Stamm, who developed the DroneDefender with Morrow, says that no anti-drone system will work every time. "There are certainly drones that are out there, that will be resistant to our effects, for sure, but we like to say that we're effective against the vast majority of commercial [unmanned aircraft] that are out there."
Anti-drone vendors will struggle to stay one step ahead of drone makers in the quest for vulnerabilities. "Like any kind of security company, it's always a bit of an arms race," says Grant Jordan, CEO at anti-drone tech startup SkySafe. SkySafe provides a subscription service including hardware and software to identify, land, and potentially even take control of unauthorized drones. The company's currently focused on the public safety market as it builds out new capabilities, and is not currently selling to individual end users, says Jordan.

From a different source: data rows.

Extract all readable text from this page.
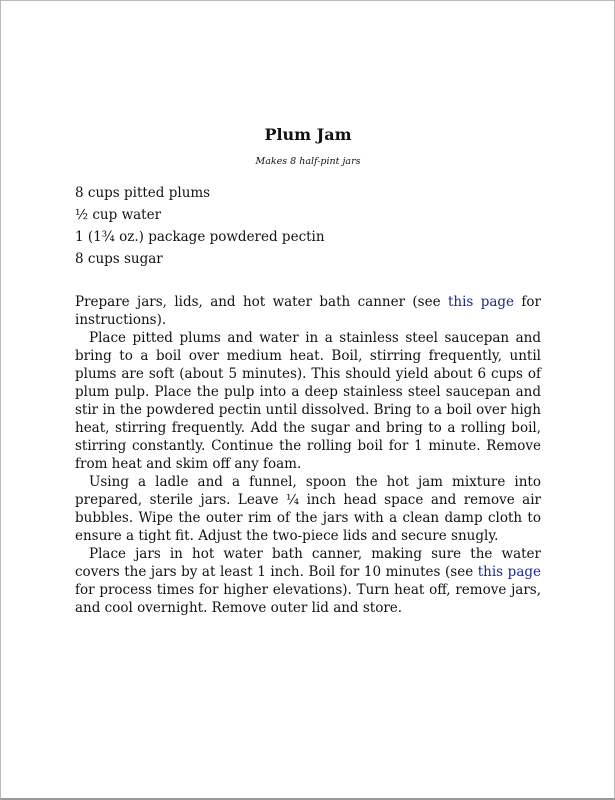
Plum Jam
Makes 8 half-pint jars
8 cups pitted plums
½ cup water
1 (1¾ oz.) package powdered pectin
8 cups sugar

Prepare jars, lids, and hot water bath canner (see this page for instructions).

Place pitted plums and water in a stainless steel saucepan and bring to a boil over medium heat. Boil, stirring frequently, until plums are soft (about 5 minutes). This should yield about 6 cups of plum pulp. Place the pulp into a deep stainless steel saucepan and stir in the powdered pectin until dissolved. Bring to a boil over high heat, stirring frequently. Add the sugar and bring to a rolling boil, stirring constantly. Continue the rolling boil for 1 minute. Remove from heat and skim off any foam.

Using a ladle and a funnel, spoon the hot jam mixture into prepared, sterile jars. Leave ¼ inch head space and remove air bubbles. Wipe the outer rim of the jars with a clean damp cloth to ensure a tight fit. Adjust the two-piece lids and secure snugly.

Place jars in hot water bath canner, making sure the water covers the jars by at least 1 inch. Boil for 10 minutes (see this page for process times for higher elevations). Turn heat off, remove jars, and cool overnight. Remove outer lid and store.
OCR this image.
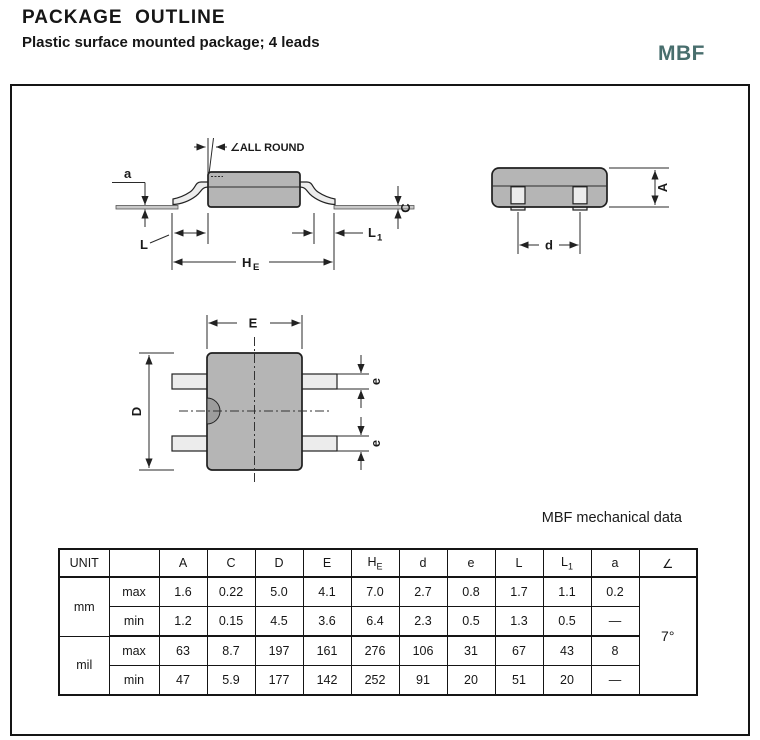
PACKAGE  OUTLINE
Plastic surface mounted package; 4 leads	MBF
∠ALL ROUND
a
L
L 1
C
H E
d
A
E
D
e
e
MBF mechanical data
UNIT		A	C	D	E	$H_E$	d	e	L	$L_1$	a	∠
mm	max	1.6	0.22	5.0	4.1	7.0	2.7	0.8	1.7	1.1	0.2	7°
	min	1.2	0.15	4.5	3.6	6.4	2.3	0.5	1.3	0.5	—	
mil	max	63	8.7	197	161	276	106	31	67	43	8	
	min	47	5.9	177	142	252	91	20	51	20	—	
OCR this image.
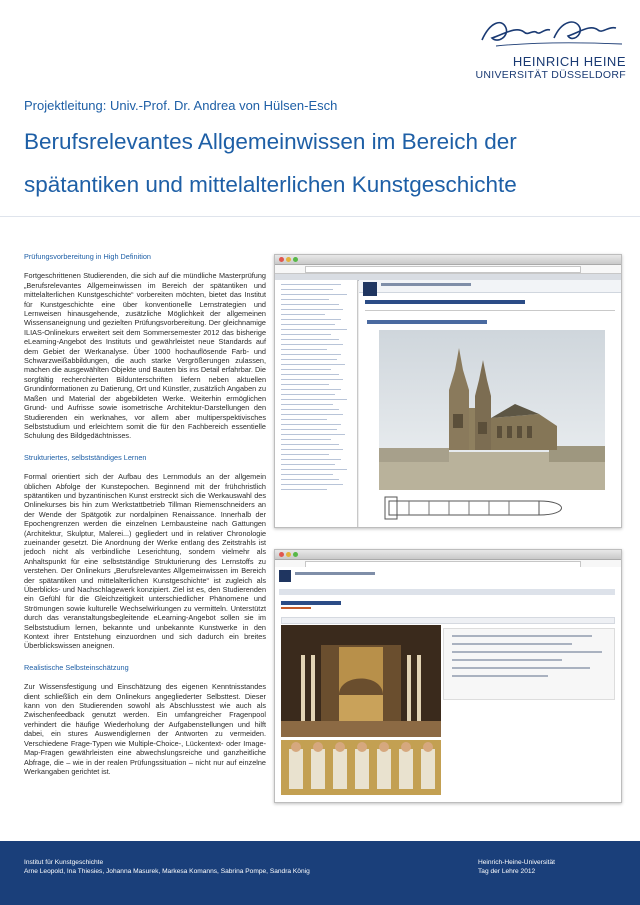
HEINRICH HEINE
UNIVERSITÄT DÜSSELDORF
Projektleitung: Univ.-Prof. Dr. Andrea von Hülsen-Esch
Berufsrelevantes Allgemeinwissen im Bereich der
spätantiken und mittelalterlichen Kunstgeschichte
Prüfungsvorbereitung in High Definition
Fortgeschrittenen Studierenden, die sich auf die mündliche Masterprüfung „Berufsrelevantes Allgemeinwissen im Bereich der spätantiken und mittelalterlichen Kunstgeschichte“ vorbereiten möchten, bietet das Institut für Kunstgeschichte eine über konventionelle Lernstrategien und Lernweisen hinausgehende, zusätzliche Möglichkeit der allgemeinen Wissensaneignung und gezielten Prüfungsvorbereitung. Der gleichnamige ILIAS-Onlinekurs erweitert seit dem Sommersemester 2012 das bisherige eLearning-Angebot des Instituts und gewährleistet neue Standards auf dem Gebiet der Werkanalyse. Über 1000 hochauflösende Farb- und Schwarzweißabbildungen, die auch starke Vergrößerungen zulassen, machen die ausgewählten Objekte und Bauten bis ins Detail erfahrbar. Die sorgfältig recherchierten Bildunterschriften liefern neben aktuellen Grundinformationen zu Datierung, Ort und Künstler, zusätzlich Angaben zu Maßen und Material der abgebildeten Werke. Weiterhin ermöglichen Grund- und Aufrisse sowie isometrische Architektur-Darstellungen den Studierenden ein werknahes, vor allem aber multiperspektivisches Selbststudium und erleichtern somit die für den Fachbereich essentielle Schulung des Bildgedächtnisses.
Strukturiertes, selbstständiges Lernen
Formal orientiert sich der Aufbau des Lernmoduls an der allgemein üblichen Abfolge der Kunstepochen. Beginnend mit der frühchristlich spätantiken und byzantinischen Kunst erstreckt sich die Werkauswahl des Onlinekurses bis hin zum Werkstattbetrieb Tillman Riemenschneiders an der Wende der Spätgotik zur nordalpinen Renaissance. Innerhalb der Epochengrenzen werden die einzelnen Lernbausteine nach Gattungen (Architektur, Skulptur, Malerei...) gegliedert und in relativer Chronologie zueinander gesetzt. Die Anordnung der Werke entlang des Zeitstrahls ist jedoch nicht als verbindliche Leserichtung, sondern vielmehr als Anhaltspunkt für eine selbstständige Strukturierung des Lernstoffs zu verstehen. Der Onlinekurs „Berufsrelevantes Allgemeinwissen im Bereich der spätantiken und mittelalterlichen Kunstgeschichte“ ist zugleich als Überblicks- und Nachschlagewerk konzipiert. Ziel ist es, den Studierenden ein Gefühl für die Gleichzeitigkeit unterschiedlicher Phänomene und Strömungen sowie kulturelle Wechselwirkungen zu vermitteln. Unterstützt durch das veranstaltungsbegleitende eLearning-Angebot sollen sie im Selbststudium lernen, bekannte und unbekannte Kunstwerke in den Kontext ihrer Entstehung einzuordnen und sich dadurch ein breites Überblickswissen aneignen.
Realistische Selbsteinschätzung
Zur Wissensfestigung und Einschätzung des eigenen Kenntnisstandes dient schließlich ein dem Onlinekurs angegliederter Selbsttest. Dieser kann von den Studierenden sowohl als Abschlusstest wie auch als Zwischenfeedback genutzt werden. Ein umfangreicher Fragenpool verhindert die häufige Wiederholung der Aufgabenstellungen und hilft dabei, ein stures Auswendiglernen der Antworten zu vermeiden. Verschiedene Frage-Typen wie Multiple-Choice-, Lückentext- oder Image-Map-Fragen gewährleisten eine abwechslungsreiche und ganzheitliche Abfrage, die – wie in der realen Prüfungssituation – nicht nur auf einzelne Werkangaben gerichtet ist.
Institut für Kunstgeschichte
Arne Leopold, Ina Thiesies, Johanna Masurek, Markesa Komanns, Sabrina Pompe, Sandra König
Heinrich-Heine-Universität
Tag der Lehre 2012
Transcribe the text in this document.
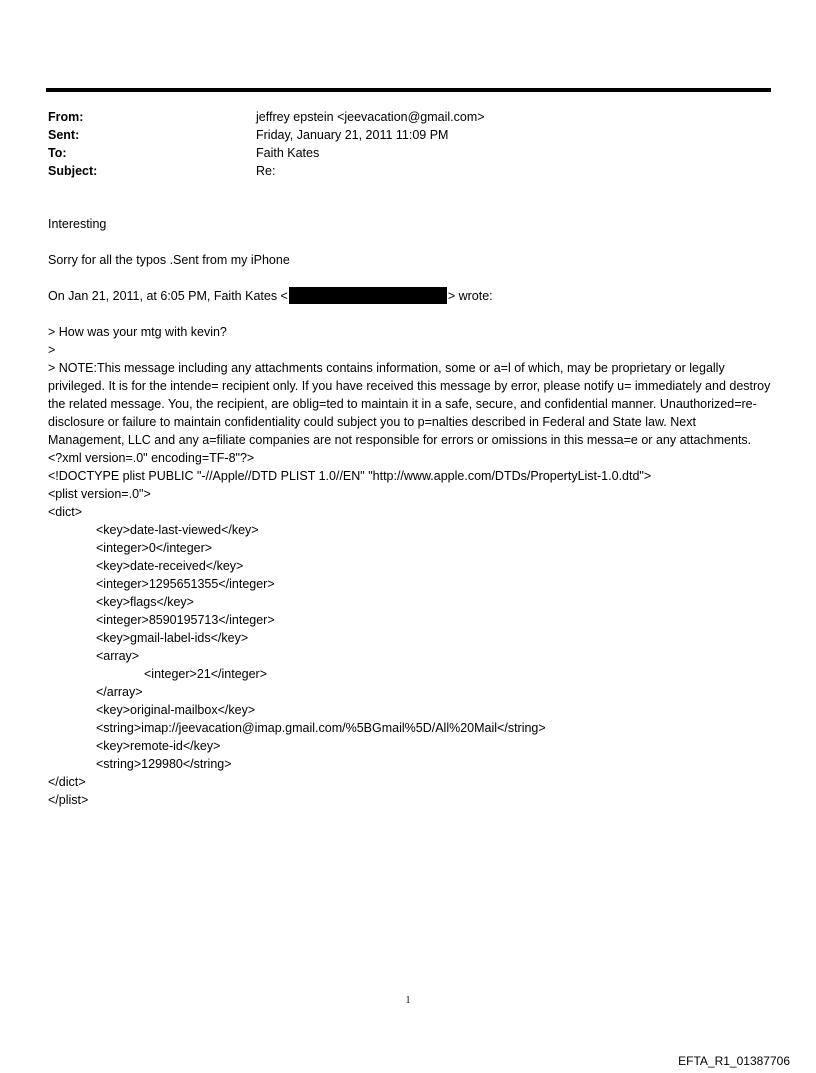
From:	jeffrey epstein <jeevacation@gmail.com>
Sent:	Friday, January 21, 2011 11:09 PM
To:	Faith Kates
Subject:	Re:

Interesting

Sorry for all the typos .Sent from my iPhone

On Jan 21, 2011, at 6:05 PM, Faith Kates <	> wrote:

> How was your mtg with kevin?

>

> NOTE:This message including any attachments contains information, some or a=l of which, may be proprietary or legally privileged. It is for the intende= recipient only. If you have received this message by error, please notify u= immediately and destroy the related message. You, the recipient, are oblig=ted to maintain it in a safe, secure, and confidential manner. Unauthorized=re-disclosure or failure to maintain confidentiality could subject you to p=nalties described in Federal and State law. Next Management, LLC and any a=filiate companies are not responsible for errors or omissions in this messa=e or any attachments.

<?xml version=.0" encoding=TF-8"?>

<!DOCTYPE plist PUBLIC "-//Apple//DTD PLIST 1.0//EN" "http://www.apple.com/DTDs/PropertyList-1.0.dtd">

<plist version=.0">

<dict>

<key>date-last-viewed</key>

<integer>0</integer>

<key>date-received</key>

<integer>1295651355</integer>

<key>flags</key>

<integer>8590195713</integer>

<key>gmail-label-ids</key>

<array>

<integer>21</integer>

</array>

<key>original-mailbox</key>

<string>imap://jeevacation@imap.gmail.com/%5BGmail%5D/All%20Mail</string>

<key>remote-id</key>

<string>129980</string>

</dict>

</plist>

1
EFTA_R1_01387706
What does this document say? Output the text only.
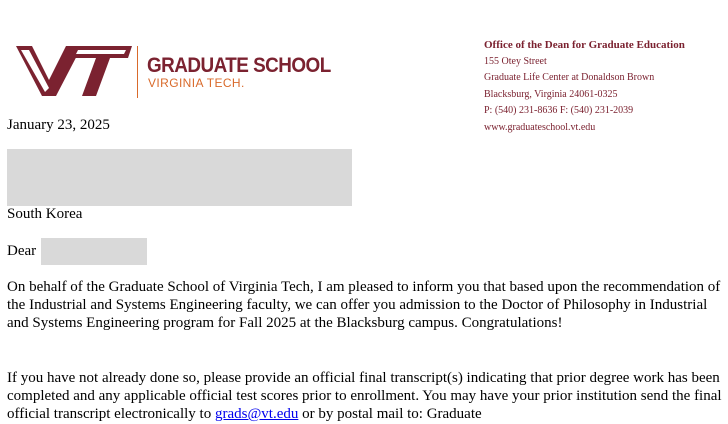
GRADUATE SCHOOL
VIRGINIA TECH.
Office of the Dean for Graduate Education
155 Otey Street
Graduate Life Center at Donaldson Brown
Blacksburg, Virginia 24061-0325
P: (540) 231-8636 F: (540) 231-2039
www.graduateschool.vt.edu
January 23, 2025
South Korea
Dear
On behalf of the Graduate School of Virginia Tech, I am pleased to inform you that based upon the recommendation of the Industrial and Systems Engineering faculty, we can offer you admission to the Doctor of Philosophy in Industrial and Systems Engineering program for Fall 2025 at the Blacksburg campus. Congratulations!
If you have not already done so, please provide an official final transcript(s) indicating that prior degree work has been completed and any applicable official test scores prior to enrollment. You may have your prior institution send the final official transcript electronically to grads@vt.edu or by postal mail to: Graduate
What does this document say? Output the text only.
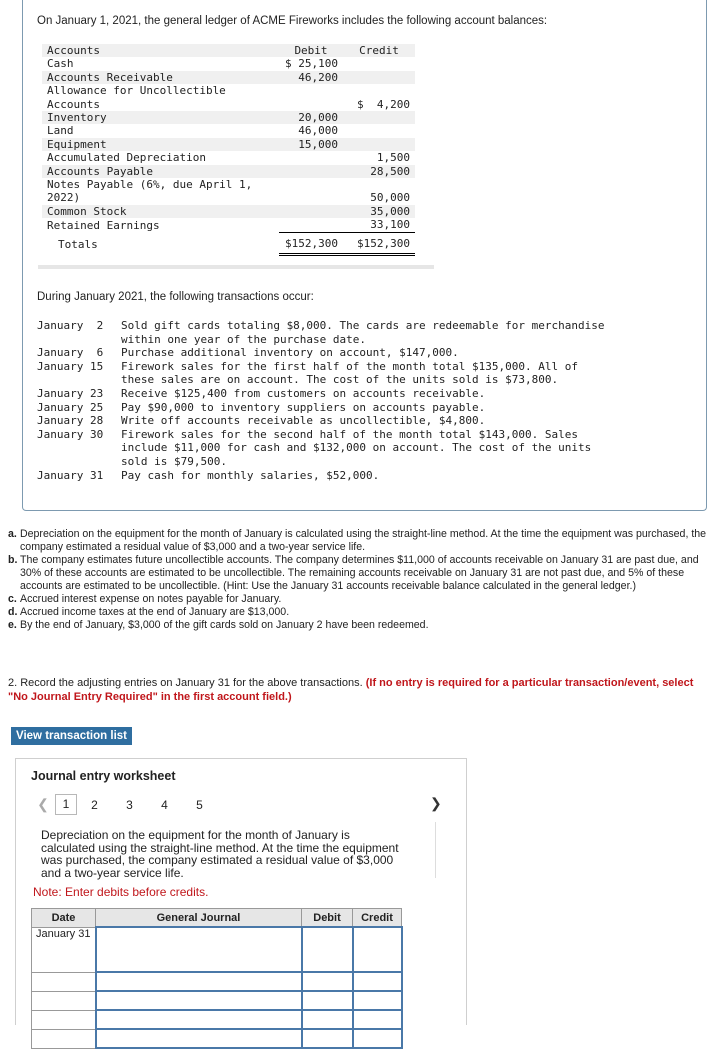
On January 1, 2021, the general ledger of ACME Fireworks includes the following account balances:
Accounts	Debit	Credit
Cash	$ 25,100	
Accounts Receivable	46,200	
Allowance for Uncollectible Accounts		$  4,200
Inventory	20,000	
Land	46,000	
Equipment	15,000	
Accumulated Depreciation		1,500
Accounts Payable		28,500
Notes Payable (6%, due April 1, 2022)		50,000
Common Stock		35,000
Retained Earnings		33,100
Totals	$152,300	$152,300
During January 2021, the following transactions occur:
January  2	Sold gift cards totaling $8,000. The cards are redeemable for merchandise within one year of the purchase date.
January  6	Purchase additional inventory on account, $147,000.
January 15	Firework sales for the first half of the month total $135,000. All of these sales are on account. The cost of the units sold is $73,800.
January 23	Receive $125,400 from customers on accounts receivable.
January 25	Pay $90,000 to inventory suppliers on accounts payable.
January 28	Write off accounts receivable as uncollectible, $4,800.
January 30	Firework sales for the second half of the month total $143,000. Sales include $11,000 for cash and $132,000 on account. The cost of the units sold is $79,500.
January 31	Pay cash for monthly salaries, $52,000.
a. Depreciation on the equipment for the month of January is calculated using the straight-line method. At the time the equipment was purchased, the company estimated a residual value of $3,000 and a two-year service life.
b. The company estimates future uncollectible accounts. The company determines $11,000 of accounts receivable on January 31 are past due, and 30% of these accounts are estimated to be uncollectible. The remaining accounts receivable on January 31 are not past due, and 5% of these accounts are estimated to be uncollectible. (Hint: Use the January 31 accounts receivable balance calculated in the general ledger.)
c. Accrued interest expense on notes payable for January.
d. Accrued income taxes at the end of January are $13,000.
e. By the end of January, $3,000 of the gift cards sold on January 2 have been redeemed.
2. Record the adjusting entries on January 31 for the above transactions. (If no entry is required for a particular transaction/event, select "No Journal Entry Required" in the first account field.)
View transaction list
Journal entry worksheet
❮	1	2	3	4	5	❯
Depreciation on the equipment for the month of January is calculated using the straight-line method. At the time the equipment was purchased, the company estimated a residual value of $3,000 and a two-year service life.
Note: Enter debits before credits.
Date	General Journal	Debit	Credit
January 31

The security flaws used by anti-drone devices could also be used by people with less beneficent intentions to hijack legitimate drones. In March, an American researcher demonstrated he could hijack a heavy-duty quadcopter used by police and fire departments and in industrial uses from a mile way, with only a laptop and a cheap digital radio. Not only was the drone's Wi-Fi connection dependent upon "WEP" encryption, which is known to be weak, but the connection between the operator and the drone used an even less-secured radio protocol, leaving the drone open to a man-in-the-middle attack. Such vulnerabilities, he told the RSA security conference, may apply to a broad swathe of high-end drones.
Meanwhile, with rules around anti-drone equipment still unclear, it's not certain when consumers will be able to legally buy, build, or use tools to keep unwanted drone flights away their property, says Jordan. "For some of these things, we're just going to have to wait and see."